Meet me at the mailbox


REBECA OLIVEIRA

South Street crowd gathers again

After 55 years of not seeing each other, nine old friends met for lunch last month at Doyle’s Cafe. Ted Walsh, Dick and Bob Shields, Mike Flynn, Jack Keneary, Tom Hines and Tom Keough, Jerry Sawyers and Frank Ratea came from Marshfield, Malden, Norwood, Dedham, West Roxbury and South Boston back to their childhood stomping grounds in Jamaica Plain to see what their old friends had been up to in the last half century.

“I think it surprised everybody how much everyone had changed,” Walsh said.

Dick Shields called Walsh and suggested they meet for lunch, and, after 55 years, Walsh once again fell to organizing an outing. After a little sleuthing and a few phone calls, he tracked down most of the old group. A few have died, one is in a nursing home—but most are still around town and were really excited to come back to the old neighborhood.

“We had such a great time that our lunches got cold,” Walsh said of their three-hour get-together.

Plans are already in motion for the next lunch outing. Walsh and Dick Shields are working on tracking down the last few names on the list.

“We talked of the old days,” Walsh said. “Next time, we’re going to talk about the 55 years in between.”

According to Walsh, there were 14 guys from the Rosemary/South/Hall Street area who hung together in the ‘40s and ‘50s. It was like having the whole street for a family.

“If I l didn’t like what I was having for supper at my house, I could always go next door,” Walsh said.

The group took Sunday afternoon walks in the arboretum, jaunts down to Howard Johnson’s for the 28 ice cream flavors at the Morton Street rotary, out to Franklin Park Zoo—and they’d all meet at the mailbox at the end of Rosemary Street in their shirts and ties before heading out.

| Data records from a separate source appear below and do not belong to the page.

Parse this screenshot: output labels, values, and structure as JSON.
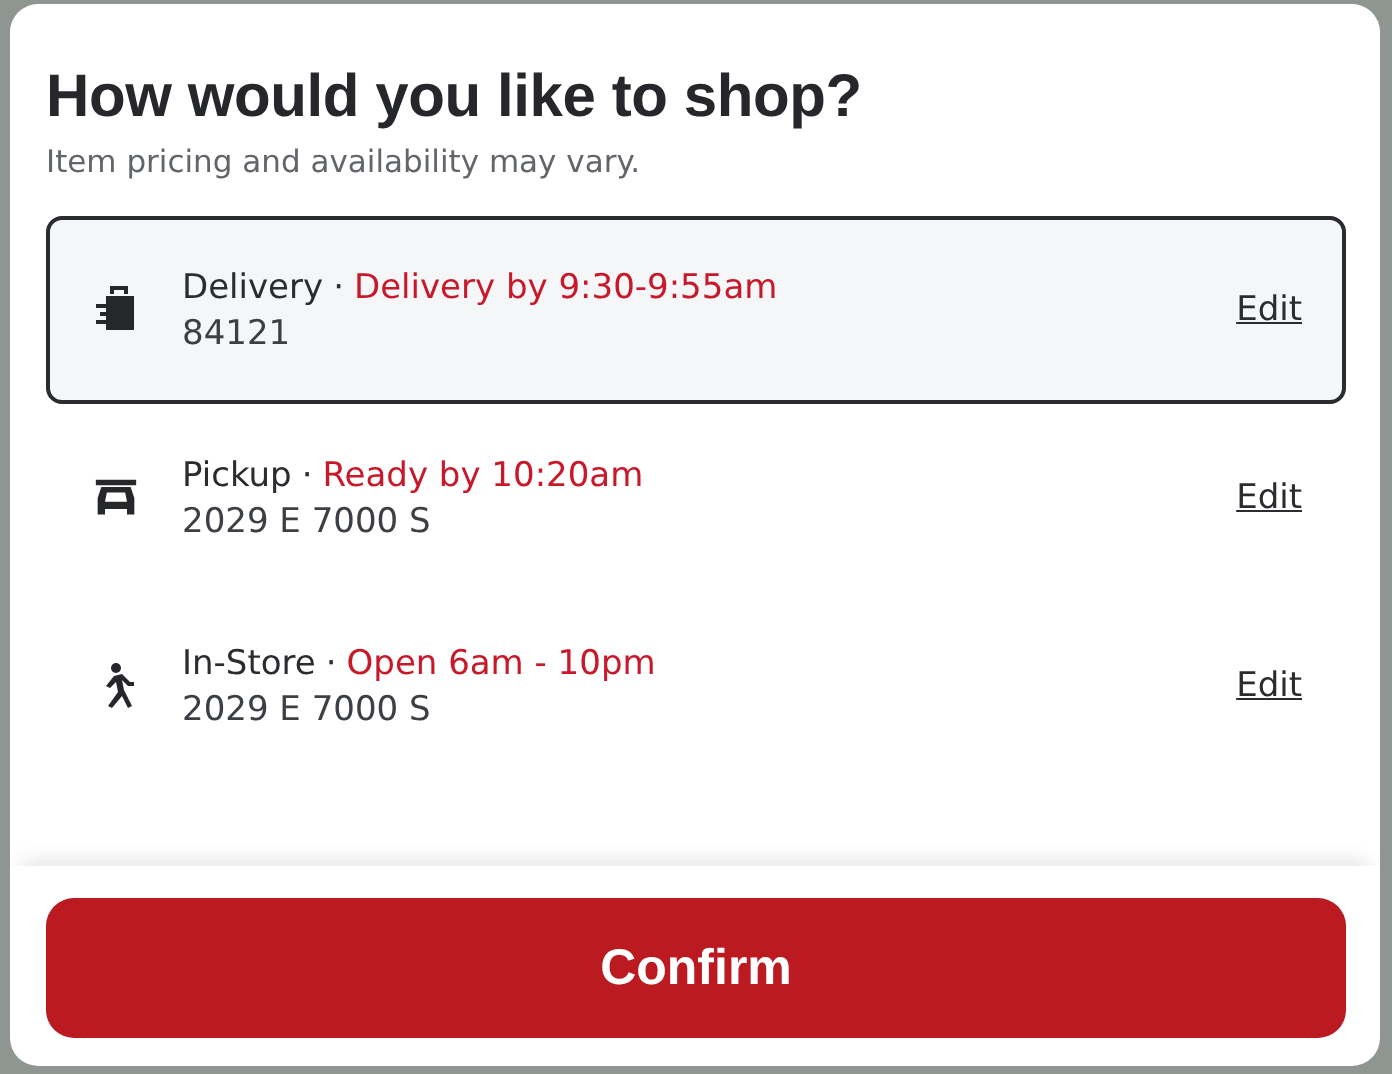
{
  "dialog": {
    "title": "How would you like to shop?",
    "subtitle": "Item pricing and availability may vary.",
    "options": [
      {
        "kind": "delivery",
        "name": "Delivery",
        "separator": "·",
        "status": "Delivery by 9:30-9:55am",
        "detail": "84121",
        "action": "Edit",
        "selected": true
      },
      {
        "kind": "pickup",
        "name": "Pickup",
        "separator": "·",
        "status": "Ready by 10:20am",
        "detail": "2029 E 7000 S",
        "action": "Edit",
        "selected": false
      },
      {
        "kind": "instore",
        "name": "In-Store",
        "separator": "·",
        "status": "Open 6am - 10pm",
        "detail": "2029 E 7000 S",
        "action": "Edit",
        "selected": false
      }
    ],
    "confirm": "Confirm"
  }
}
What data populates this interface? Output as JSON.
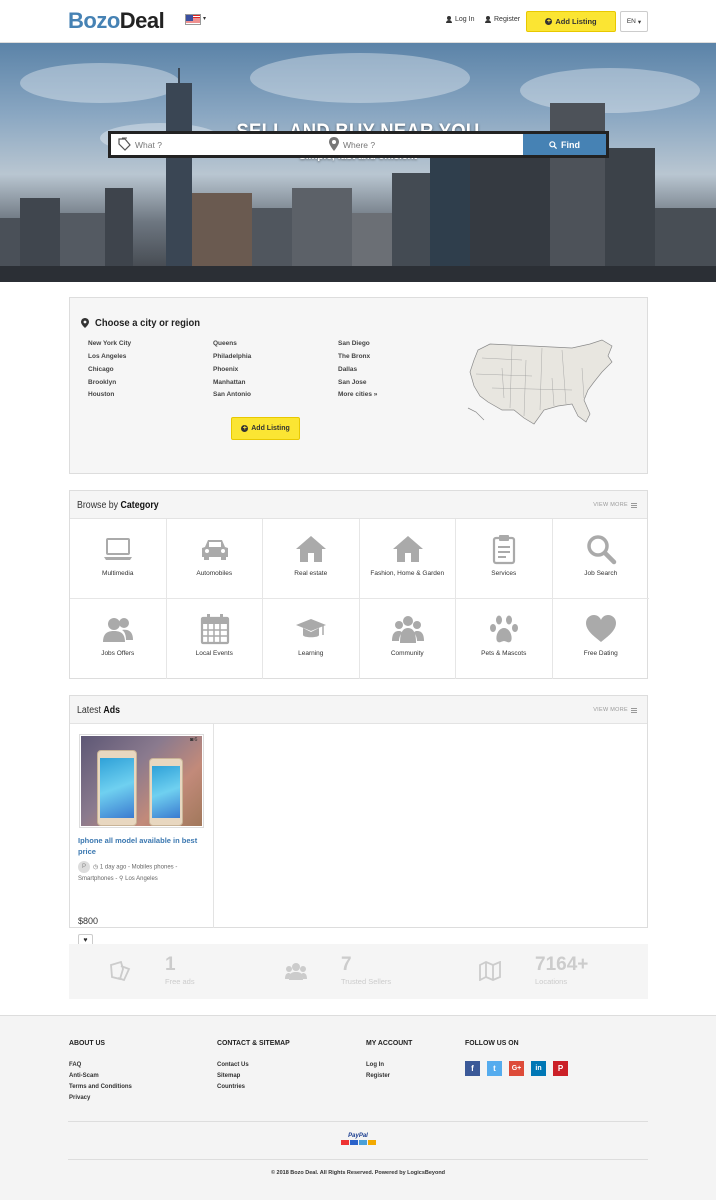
{
  "header": {
    "logo_part1": "Bozo",
    "logo_part2": "Deal",
    "language_flag": "us-flag-icon",
    "login_label": "Log In",
    "register_label": "Register",
    "add_listing_label": "Add Listing",
    "language": "EN"
  },
  "hero": {
    "title": "SELL AND BUY NEAR YOU",
    "subtitle": "Simple, fast and efficient",
    "what_placeholder": "What ?",
    "where_placeholder": "Where ?",
    "find_label": "Find"
  },
  "cities": {
    "title": "Choose a city or region",
    "columns": [
      [
        "New York City",
        "Los Angeles",
        "Chicago",
        "Brooklyn",
        "Houston"
      ],
      [
        "Queens",
        "Philadelphia",
        "Phoenix",
        "Manhattan",
        "San Antonio"
      ],
      [
        "San Diego",
        "The Bronx",
        "Dallas",
        "San Jose",
        "More cities »"
      ]
    ],
    "add_listing_label": "Add Listing"
  },
  "categories": {
    "title_light": "Browse by",
    "title_bold": "Category",
    "view_more": "VIEW MORE",
    "items": [
      {
        "label": "Multimedia",
        "icon": "laptop-icon"
      },
      {
        "label": "Automobiles",
        "icon": "car-icon"
      },
      {
        "label": "Real estate",
        "icon": "house-icon"
      },
      {
        "label": "Fashion, Home & Garden",
        "icon": "home-icon"
      },
      {
        "label": "Services",
        "icon": "clipboard-icon"
      },
      {
        "label": "Job Search",
        "icon": "search-icon"
      },
      {
        "label": "Jobs Offers",
        "icon": "users-icon"
      },
      {
        "label": "Local Events",
        "icon": "calendar-icon"
      },
      {
        "label": "Learning",
        "icon": "graduation-cap-icon"
      },
      {
        "label": "Community",
        "icon": "group-icon"
      },
      {
        "label": "Pets & Mascots",
        "icon": "paw-icon"
      },
      {
        "label": "Free Dating",
        "icon": "heart-icon"
      }
    ]
  },
  "latest_ads": {
    "title_light": "Latest",
    "title_bold": "Ads",
    "view_more": "VIEW MORE",
    "ads": [
      {
        "photo_count": "6",
        "title": "Iphone all model available in best price",
        "avatar_letter": "P",
        "time": "1 day ago",
        "category": "Mobiles phones - Smartphones",
        "location": "Los Angeles",
        "price": "$800"
      }
    ]
  },
  "stats": [
    {
      "number": "1",
      "caption": "Free ads",
      "icon": "ads-icon"
    },
    {
      "number": "7",
      "caption": "Trusted Sellers",
      "icon": "users-icon"
    },
    {
      "number": "7164+",
      "caption": "Locations",
      "icon": "map-icon"
    }
  ],
  "footer": {
    "about": {
      "heading": "ABOUT US",
      "links": [
        "FAQ",
        "Anti-Scam",
        "Terms and Conditions",
        "Privacy"
      ]
    },
    "contact": {
      "heading": "CONTACT & SITEMAP",
      "links": [
        "Contact Us",
        "Sitemap",
        "Countries"
      ]
    },
    "account": {
      "heading": "MY ACCOUNT",
      "links": [
        "Log In",
        "Register"
      ]
    },
    "follow": {
      "heading": "FOLLOW US ON",
      "networks": [
        {
          "glyph": "f",
          "icon": "facebook-icon",
          "color": "#3b5998"
        },
        {
          "glyph": "t",
          "icon": "twitter-icon",
          "color": "#55acee"
        },
        {
          "glyph": "G+",
          "icon": "google-plus-icon",
          "color": "#dd4b39"
        },
        {
          "glyph": "in",
          "icon": "linkedin-icon",
          "color": "#0077b5"
        },
        {
          "glyph": "P",
          "icon": "pinterest-icon",
          "color": "#cb2027"
        }
      ]
    },
    "payment_label": "PayPal",
    "copyright": "© 2018 Bozo Deal. All Rights Reserved. Powered by LogicsBeyond"
  },
  "colors": {
    "accent": "#4682b4",
    "button_yellow": "#fbe533"
  }
}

“Every place we’d go, we’d all go together as a big group—even dates,” said Walsh. “All the girls, all the wives, they all knew each other.”

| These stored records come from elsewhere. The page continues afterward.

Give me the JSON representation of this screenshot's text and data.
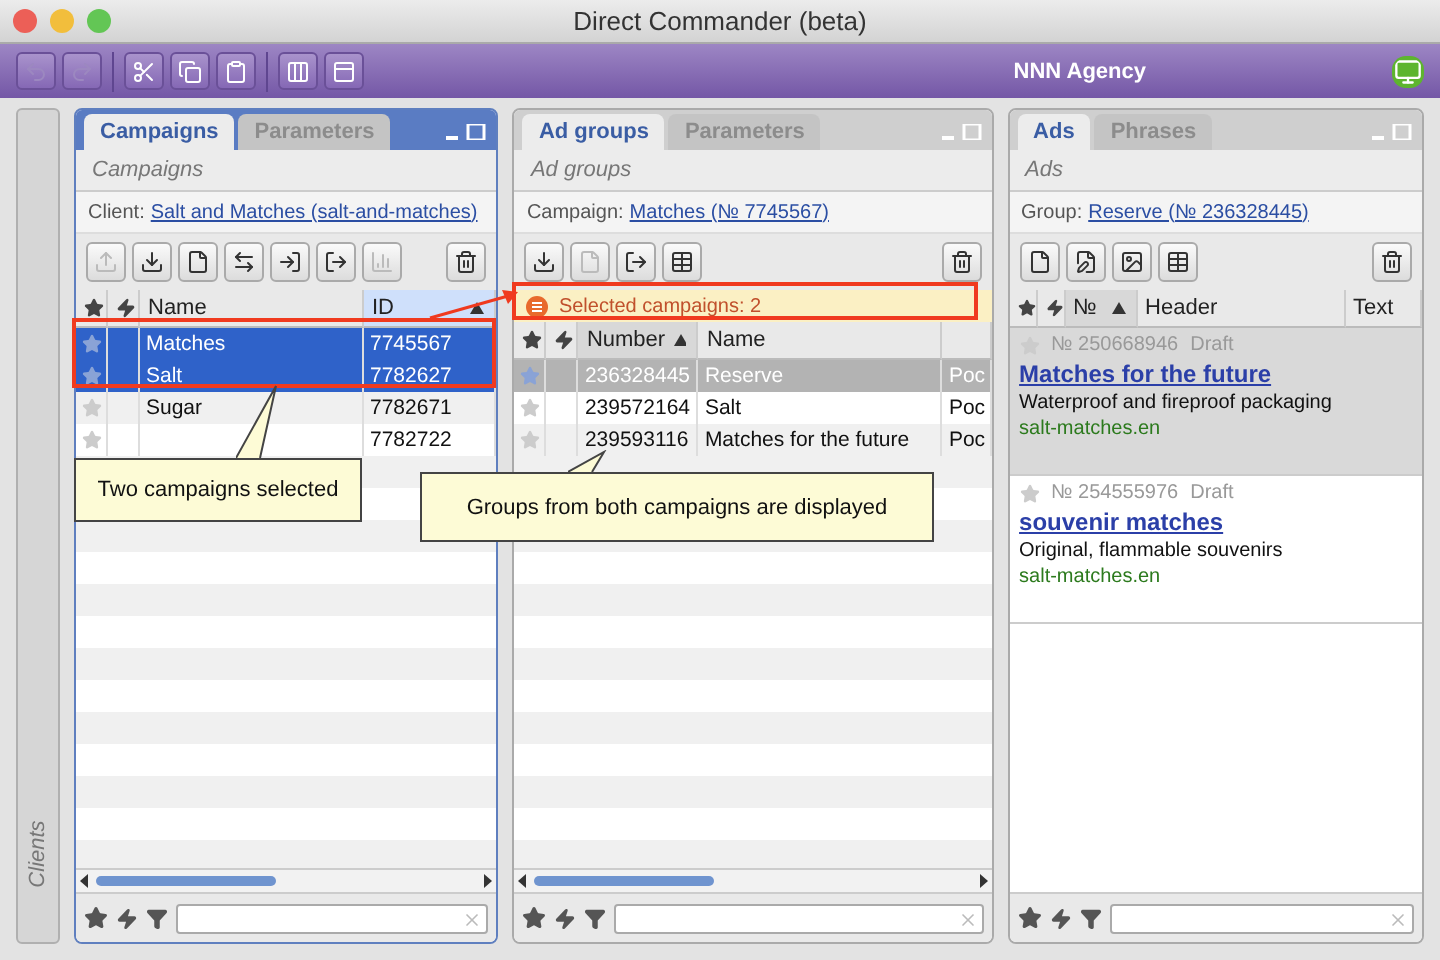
{
  "window": {
    "title": "Direct Commander (beta)"
  },
  "toolbar": [
    {
      "kind": "undo",
      "disabled": true
    },
    {
      "kind": "redo",
      "disabled": true
    },
    {
      "kind": "cut",
      "disabled": false
    },
    {
      "kind": "copy",
      "disabled": false
    },
    {
      "kind": "paste",
      "disabled": false
    },
    {
      "kind": "columns",
      "disabled": false
    },
    {
      "kind": "view",
      "disabled": false
    }
  ],
  "account": "NNN Agency",
  "sidebar": {
    "label": "Clients"
  },
  "panels": [
    {
      "kind": "table",
      "active": true,
      "tabs": [
        {
          "label": "Campaigns",
          "selected": true
        },
        {
          "label": "Parameters",
          "selected": false
        }
      ],
      "subtitle": "Campaigns",
      "filter": {
        "label": "Client:",
        "value": "Salt and Matches (salt-and-matches)"
      },
      "tools": [
        {
          "kind": "upload",
          "disabled": true
        },
        {
          "kind": "download",
          "disabled": false
        },
        {
          "kind": "file",
          "disabled": false
        },
        {
          "kind": "swap",
          "disabled": false
        },
        {
          "kind": "import",
          "disabled": false
        },
        {
          "kind": "export",
          "disabled": false
        },
        {
          "kind": "chart",
          "disabled": true
        }
      ],
      "columns": [
        {
          "label": "Name",
          "sorted": false
        },
        {
          "label": "ID",
          "sorted": true
        }
      ],
      "rows": [
        {
          "cells": [
            "Matches",
            "7745567"
          ],
          "selected": true
        },
        {
          "cells": [
            "Salt",
            "7782627"
          ],
          "selected": true
        },
        {
          "cells": [
            "Sugar",
            "7782671"
          ],
          "selected": false
        },
        {
          "cells": [
            null,
            "7782722"
          ],
          "selected": false
        }
      ]
    },
    {
      "kind": "table",
      "active": false,
      "tabs": [
        {
          "label": "Ad groups",
          "selected": true
        },
        {
          "label": "Parameters",
          "selected": false
        }
      ],
      "subtitle": "Ad groups",
      "filter": {
        "label": "Campaign:",
        "value": "Matches (№ 7745567)"
      },
      "tools": [
        {
          "kind": "download",
          "disabled": false
        },
        {
          "kind": "file",
          "disabled": true
        },
        {
          "kind": "export",
          "disabled": false
        },
        {
          "kind": "grid",
          "disabled": false
        }
      ],
      "notice": "Selected campaigns: 2",
      "columns": [
        {
          "label": "Number",
          "sorted": true
        },
        {
          "label": "Name",
          "sorted": false
        },
        {
          "sorted": false
        }
      ],
      "rows": [
        {
          "cells": [
            "236328445",
            "Reserve",
            "Poc"
          ],
          "selected": true
        },
        {
          "cells": [
            "239572164",
            "Salt",
            "Poc"
          ],
          "selected": false
        },
        {
          "cells": [
            "239593116",
            "Matches for the future",
            "Poc"
          ],
          "selected": false
        }
      ]
    },
    {
      "kind": "cards",
      "active": false,
      "tabs": [
        {
          "label": "Ads",
          "selected": true
        },
        {
          "label": "Phrases",
          "selected": false
        }
      ],
      "subtitle": "Ads",
      "filter": {
        "label": "Group:",
        "value": "Reserve (№ 236328445)"
      },
      "tools": [
        {
          "kind": "file",
          "disabled": false
        },
        {
          "kind": "edit",
          "disabled": false
        },
        {
          "kind": "image",
          "disabled": false
        },
        {
          "kind": "grid",
          "disabled": false
        }
      ],
      "columns": [
        {
          "label": "№",
          "sorted": true
        },
        {
          "label": "Header",
          "sorted": false
        },
        {
          "label": "Text",
          "sorted": false
        }
      ],
      "cards": [
        {
          "number": "№ 250668946",
          "status": "Draft",
          "title": "Matches for the future",
          "text": "Waterproof and fireproof packaging",
          "url": "salt-matches.en",
          "selected": true
        },
        {
          "number": "№ 254555976",
          "status": "Draft",
          "title": "souvenir matches",
          "text": "Original, flammable souvenirs",
          "url": "salt-matches.en",
          "selected": false
        }
      ]
    }
  ],
  "callouts": [
    {
      "text": "Two campaigns selected"
    },
    {
      "text": "Groups from both campaigns are displayed"
    }
  ]
}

One by one, the guys left, moved away—to the armed forces, to raise families—and they mostly lost touch. It happens. But after 55 years, they thought they’d look each other up.

Walsh still lives on Rosemary Street—his address for 71 years now—and is the only of the old gang who still lives in JP. When he had the chance to buy a home, in 1977, in which to raise his four children, he did—and moved from the third-floor apartment to a house down the block.

“I just wouldn’t want to live anywhere else,” he said.